Monday, February 15, 2016

diy plate wall

About nine months ago, when planning my best friends baby shower, I started to have an appreciation for vintage teacups and plates. I decided to make soy candle teacups {each with matching saucers} as the party favors. This was quite the task. I spent three weekends of hunting, collecting, wheeling and dealing for teacup sets. With the help of my best friend's sister, we did successfully gather enough sets. However, it left me with a grown admiration for fine bone china.

Fun fact, "fine bone" china actually consists of cow bone. If you are interested to learn about the contents and process, I read a short article at Knowledge Nuts about them... the last paragraph is a bit crazy!

Back to my diy plate wall! With my new delight for not only teacups,  I started noticing images on pinterest of plates being displayed on walls. Well, naturally I fell in love...

featured at {decor extra} & seriously worth checking out the entire featured home - GORGEOUS!

{Fancy Shack}

so loving the layering! {the endearing home}

obsessed with the mix of textures {on sutton place}

...and so my plate collection started with a gorgeous yellow rose
made in England plate I found at an antique thrift store.

I was starting with a completely blank wall in my dining room.

I decided to start my wall with these wooden medallions I picked up from Home Goods months ago and hadn't found a spot for yet. It seemed like the perfect way to add more texture to my wall display. These are the foundation of my display so I made to get them centered and leveled just right!

I picked up these plate hangers up at Hobby Lobby - they are also available at Amazon. They run $2 each. You wet the glue side and let it get sticky. Then you press it on the back of the plate according to how you want it hung. They do need to try overnight before attempting to hang them.

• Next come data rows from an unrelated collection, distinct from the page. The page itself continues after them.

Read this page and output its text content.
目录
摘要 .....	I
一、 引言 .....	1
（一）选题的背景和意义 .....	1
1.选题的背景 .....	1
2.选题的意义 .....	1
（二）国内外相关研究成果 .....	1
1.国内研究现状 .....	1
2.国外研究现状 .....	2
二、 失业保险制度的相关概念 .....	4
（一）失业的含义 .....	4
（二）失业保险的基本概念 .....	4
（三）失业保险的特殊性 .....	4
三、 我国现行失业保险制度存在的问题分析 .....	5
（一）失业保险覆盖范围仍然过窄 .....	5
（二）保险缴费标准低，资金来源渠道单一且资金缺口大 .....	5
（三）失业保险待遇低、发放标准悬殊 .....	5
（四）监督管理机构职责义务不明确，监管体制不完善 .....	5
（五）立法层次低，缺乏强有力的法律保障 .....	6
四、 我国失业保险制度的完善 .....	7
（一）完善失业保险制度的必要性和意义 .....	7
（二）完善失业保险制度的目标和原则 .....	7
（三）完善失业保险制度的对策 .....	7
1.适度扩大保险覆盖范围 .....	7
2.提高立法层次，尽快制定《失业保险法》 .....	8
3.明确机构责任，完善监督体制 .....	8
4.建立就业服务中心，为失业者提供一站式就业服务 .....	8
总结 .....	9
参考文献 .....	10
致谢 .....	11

Then it was time to hang the plates. I had collected a variety of six of them. Four salad plates {which estimate around eight inches}, and two butter plates {which are each about 6 inches}. Each plate was collected from different places {antique shops, consignment markets, even Etsy}. My main goal was to collect an eclectic assortment, especially a variety of color.

I didn't do any measuring or leveling when hanging my plates. I winged it by eyeballing where I thought they should go. Because each piece is different, even slightly in the shape and size - I didn't see the need to obsess over precise placement.